Why? A docked laptop isnt any different than a regular PC. Did you give them docking stations? Did you buy them laptops with enough ram and enough processing power? We use a bunch of HPs at work that are just as fast as the desktops. dual core 2.2ghz, 2 gigs of ram, etc. There's a performance hit because of the slow drive, but most data is stored on the LAN anyway. I really wonder if you could fix this, especially if you already bought them.

With loaners we just reimage them every month or so. We use a simple outlook calendar to keep track of them. For your uses i'd make a master image, update that monthly, then reimage the rest after the update. For the weekly updates, make them responsible for it before it leaves the office.
posted by damn dirty ape at 12:26 PM on August 25, 2008 [1 favorite]


I can't speak much to your specific situation but you might want to look into Windows SteadyState to prevent you from having to deal with the inevitable "I needed WeatherBug to do my job, and it seems to be running slower since the last update to the Poker software." SteadyState will allow you provide a temporary state where they can install to their heart's content and set it up with their preferences, but when it comes back to your office it's a one-click and you're back to where you were 2 weeks ago. Best of all it's free.

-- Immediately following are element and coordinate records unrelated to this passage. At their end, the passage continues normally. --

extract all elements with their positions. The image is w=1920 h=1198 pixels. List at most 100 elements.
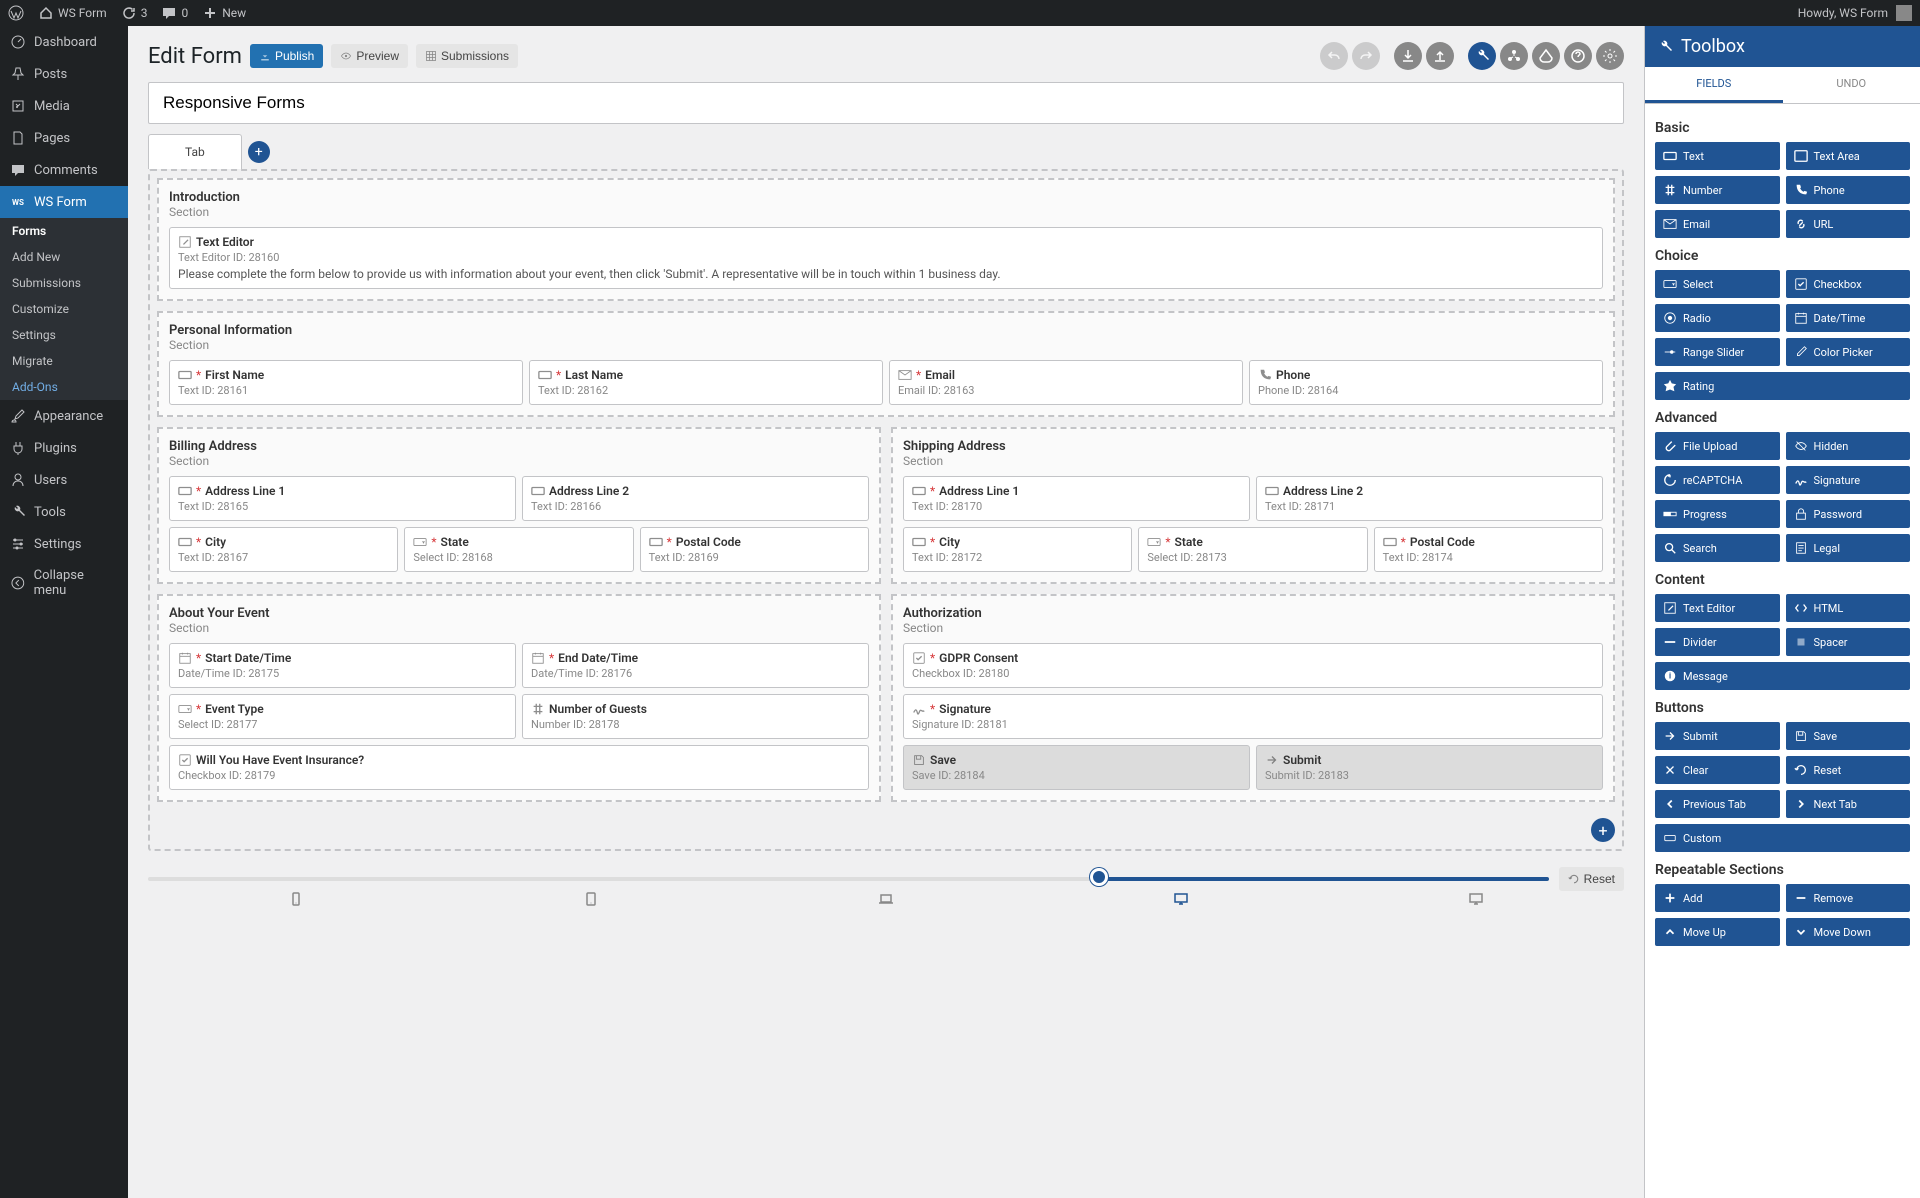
sidebar-sub-forms[interactable]: Forms xyxy=(0,218,128,244)
section-event[interactable]: About Your Event Section *Start Date/Tim… xyxy=(157,594,881,802)
field-guests[interactable]: Number of GuestsNumber ID: 28178 xyxy=(522,694,869,739)
form-name-input[interactable] xyxy=(148,82,1624,124)
sidebar-sub-migrate[interactable]: Migrate xyxy=(0,348,128,374)
toolbox-item-file-upload[interactable]: File Upload xyxy=(1655,432,1780,460)
toolbox-item-text-area[interactable]: Text Area xyxy=(1786,142,1911,170)
toolbox-item-message[interactable]: Message xyxy=(1655,662,1910,690)
upload-button[interactable] xyxy=(1426,42,1454,70)
field-shipping-city[interactable]: *CityText ID: 28172 xyxy=(903,527,1132,572)
toolbox-item-url[interactable]: URL xyxy=(1786,210,1911,238)
toolbox-item-hidden[interactable]: Hidden xyxy=(1786,432,1911,460)
toolbox-item-radio[interactable]: Radio xyxy=(1655,304,1780,332)
field-signature[interactable]: *SignatureSignature ID: 28181 xyxy=(903,694,1603,739)
toolbox-item-html[interactable]: HTML xyxy=(1786,594,1911,622)
field-billing-postal[interactable]: *Postal CodeText ID: 28169 xyxy=(640,527,869,572)
toolbox-item-recaptcha[interactable]: reCAPTCHA xyxy=(1655,466,1780,494)
field-billing-state[interactable]: *StateSelect ID: 28168 xyxy=(404,527,633,572)
toolbox-item-text[interactable]: Text xyxy=(1655,142,1780,170)
toolbox-item-checkbox[interactable]: Checkbox xyxy=(1786,270,1911,298)
preview-button[interactable]: Preview xyxy=(331,44,408,68)
field-gdpr[interactable]: *GDPR ConsentCheckbox ID: 28180 xyxy=(903,643,1603,688)
toolbox-item-date-time[interactable]: Date/Time xyxy=(1786,304,1911,332)
toolbox-tab-fields[interactable]: FIELDS xyxy=(1645,67,1783,103)
add-tab-button[interactable]: + xyxy=(248,141,270,163)
form-tab[interactable]: Tab xyxy=(148,134,242,169)
comments-link[interactable]: 0 xyxy=(161,5,188,21)
sidebar-item-settings[interactable]: Settings xyxy=(0,528,128,560)
sidebar-sub-submissions[interactable]: Submissions xyxy=(0,270,128,296)
section-billing[interactable]: Billing Address Section *Address Line 1T… xyxy=(157,427,881,584)
toolbox-item-remove[interactable]: Remove xyxy=(1786,884,1911,912)
bp-desktop-icon[interactable] xyxy=(1034,891,1329,911)
field-text-editor[interactable]: Text Editor Text Editor ID: 28160 Please… xyxy=(169,227,1603,289)
toolbox-item-add[interactable]: Add xyxy=(1655,884,1780,912)
field-event-type[interactable]: *Event TypeSelect ID: 28177 xyxy=(169,694,516,739)
toolbox-item-save[interactable]: Save xyxy=(1786,722,1911,750)
section-personal[interactable]: Personal Information Section *First Name… xyxy=(157,311,1615,417)
toolbox-item-move-down[interactable]: Move Down xyxy=(1786,918,1911,946)
toolbox-item-divider[interactable]: Divider xyxy=(1655,628,1780,656)
sidebar-sub-customize[interactable]: Customize xyxy=(0,296,128,322)
variables-button[interactable] xyxy=(1500,42,1528,70)
sidebar-item-plugins[interactable]: Plugins xyxy=(0,432,128,464)
field-last-name[interactable]: *Last NameText ID: 28162 xyxy=(529,360,883,405)
field-shipping-postal[interactable]: *Postal CodeText ID: 28174 xyxy=(1374,527,1603,572)
section-auth[interactable]: Authorization Section *GDPR ConsentCheck… xyxy=(891,594,1615,802)
sidebar-item-tools[interactable]: Tools xyxy=(0,496,128,528)
section-introduction[interactable]: Introduction Section Text Editor Text Ed… xyxy=(157,178,1615,301)
sidebar-item-comments[interactable]: Comments xyxy=(0,154,128,186)
toolbox-item-range-slider[interactable]: Range Slider xyxy=(1655,338,1780,366)
field-submit[interactable]: SubmitSubmit ID: 28183 xyxy=(1256,745,1603,790)
toolbox-item-phone[interactable]: Phone xyxy=(1786,176,1911,204)
toolbox-item-rating[interactable]: Rating xyxy=(1655,372,1910,400)
sidebar-item-ws-form[interactable]: WSWS Form xyxy=(0,186,128,218)
field-phone[interactable]: PhonePhone ID: 28164 xyxy=(1249,360,1603,405)
submissions-button[interactable]: Submissions xyxy=(416,44,518,68)
howdy-text[interactable]: Howdy, WS Form xyxy=(1798,6,1888,20)
toolbox-item-select[interactable]: Select xyxy=(1655,270,1780,298)
toolbox-item-spacer[interactable]: Spacer xyxy=(1786,628,1911,656)
section-shipping[interactable]: Shipping Address Section *Address Line 1… xyxy=(891,427,1615,584)
style-button[interactable] xyxy=(1532,42,1560,70)
field-billing-a1[interactable]: *Address Line 1Text ID: 28165 xyxy=(169,476,516,521)
sidebar-item-pages[interactable]: Pages xyxy=(0,122,128,154)
field-shipping-a2[interactable]: Address Line 2Text ID: 28171 xyxy=(1256,476,1603,521)
toolbox-tab-undo[interactable]: UNDO xyxy=(1783,67,1920,103)
undo-button[interactable] xyxy=(1320,42,1348,70)
toolbox-item-progress[interactable]: Progress xyxy=(1655,500,1780,528)
field-email[interactable]: *EmailEmail ID: 28163 xyxy=(889,360,1243,405)
add-section-button[interactable]: + xyxy=(1591,818,1615,842)
field-save[interactable]: SaveSave ID: 28184 xyxy=(903,745,1250,790)
toolbox-item-number[interactable]: Number xyxy=(1655,176,1780,204)
bp-laptop-icon[interactable] xyxy=(738,891,1033,911)
bp-mobile-icon[interactable] xyxy=(148,891,443,911)
sidebar-item-posts[interactable]: Posts xyxy=(0,58,128,90)
sidebar-item-dashboard[interactable]: Dashboard xyxy=(0,26,128,58)
publish-button[interactable]: Publish xyxy=(250,44,323,68)
toolbox-item-color-picker[interactable]: Color Picker xyxy=(1786,338,1911,366)
toolbox-item-next-tab[interactable]: Next Tab xyxy=(1786,790,1911,818)
field-billing-city[interactable]: *CityText ID: 28167 xyxy=(169,527,398,572)
sidebar-item-media[interactable]: Media xyxy=(0,90,128,122)
toolbox-item-previous-tab[interactable]: Previous Tab xyxy=(1655,790,1780,818)
sidebar-sub-add-ons[interactable]: Add-Ons xyxy=(0,374,128,400)
field-shipping-state[interactable]: *StateSelect ID: 28173 xyxy=(1138,527,1367,572)
avatar[interactable] xyxy=(1896,5,1912,21)
toolbox-item-custom[interactable]: Custom xyxy=(1655,824,1910,852)
toolbox-item-reset[interactable]: Reset xyxy=(1786,756,1911,784)
sidebar-item-users[interactable]: Users xyxy=(0,464,128,496)
toolbox-item-move-up[interactable]: Move Up xyxy=(1655,918,1780,946)
field-start-date[interactable]: *Start Date/TimeDate/Time ID: 28175 xyxy=(169,643,516,688)
reset-breakpoint-button[interactable]: Reset xyxy=(1559,867,1624,891)
bp-wide-icon[interactable] xyxy=(1329,891,1624,911)
updates-link[interactable]: 3 xyxy=(121,5,148,21)
sidebar-item-appearance[interactable]: Appearance xyxy=(0,400,128,432)
field-shipping-a1[interactable]: *Address Line 1Text ID: 28170 xyxy=(903,476,1250,521)
toolbox-item-email[interactable]: Email xyxy=(1655,210,1780,238)
sidebar-sub-settings[interactable]: Settings xyxy=(0,322,128,348)
field-insurance[interactable]: Will You Have Event Insurance?Checkbox I… xyxy=(169,745,869,790)
download-button[interactable] xyxy=(1394,42,1422,70)
field-billing-a2[interactable]: Address Line 2Text ID: 28166 xyxy=(522,476,869,521)
site-link[interactable]: WS Form xyxy=(38,5,107,21)
wrench-button[interactable] xyxy=(1468,42,1496,70)
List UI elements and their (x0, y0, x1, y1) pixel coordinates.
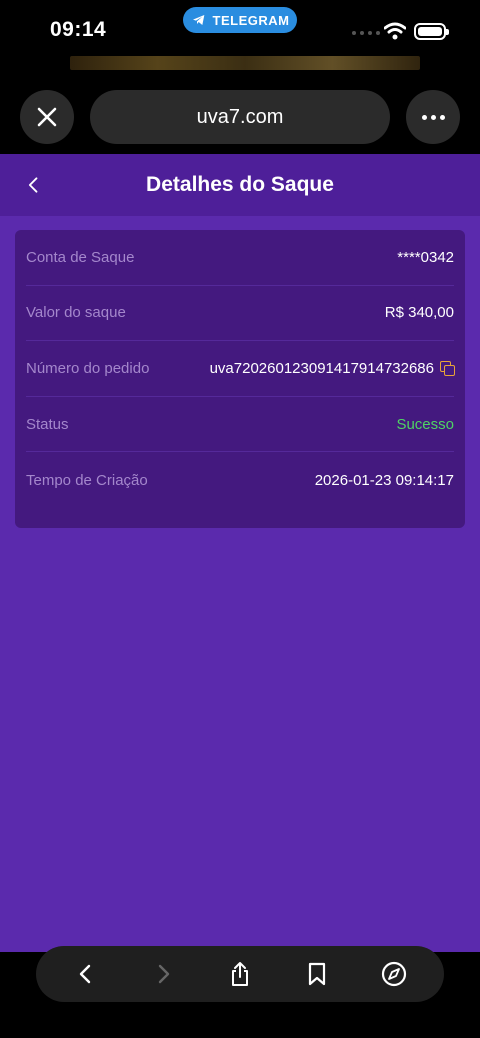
detail-label: Número do pedido (26, 359, 150, 377)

Updates are a tricky thing. You could of course update one and the image the whole slew of them using Ghost, but that's not likely to save you a ton of time if it's only 6 laptops total. If we're talking Windows Updates and the like, SteadyState will allow those to get pushed while maintaining the temporary state of the user-changed settings/apps/etc.
posted by genial at 12:31 PM on August 25, 2008 [1 favorite]


For security, I like installing a VPN client so they can just log into the VPN, then connect to their desktop at work with Remote Desktop Connection. This keeps all the files and programs on their desktop PC and just lets them remote in and use that.

I'd also recommend having a hand full of AirCards that run on Cellular networks. It is sometimes easier to give a user one of these and show them how to use it than give them the ins and outs of using WiFi (and possible security risks that are associated with it).
posted by ijoyner at 1:12 PM on August 25, 2008


Why? A docked laptop isnt any different than a regular PC.

I know that's the ideal. But in practice they're at least 50% more difficult to support on a day-by-day basis. Minimum two hardware configurations, for starters. Also, in my experience, manufacturers slipstream updates to hardware and software a lot more frequently and subtly than with desktops. Even same-model same-model-number laptops can be significantly different beasts. Ghosting them is possible, but you're always tweaking them. Some days you're lucky and they do work as seamlessly out of the office as in. But don't kid yourself.
posted by dhartung at 2:45 PM on August 25, 2008


Response by poster: @damn dirty ape, dhartung:
That "true desktop replacement" ideal was the original plan, and it mostly worked.
The current desktop replacement laptops are several years old (pre dual core) and that team is due to get new computers; when asked, they preferred to go back to towers. Fine by me.
Laptops are, and I suspect will always be, a little more finicky and specialized, so they're a little harder to work with than a stock tower, especially with several different models to handle (don't have to remove a keyboard to replace RAM!), and some of the things that are coming up for that team (3 or 4 monitors each, for instance) are just so much more easily handled with towers.

Thanks to all for the tips - I figured imaging and re-imaging or rolling back would be the way to go. Keep 'em coming, please!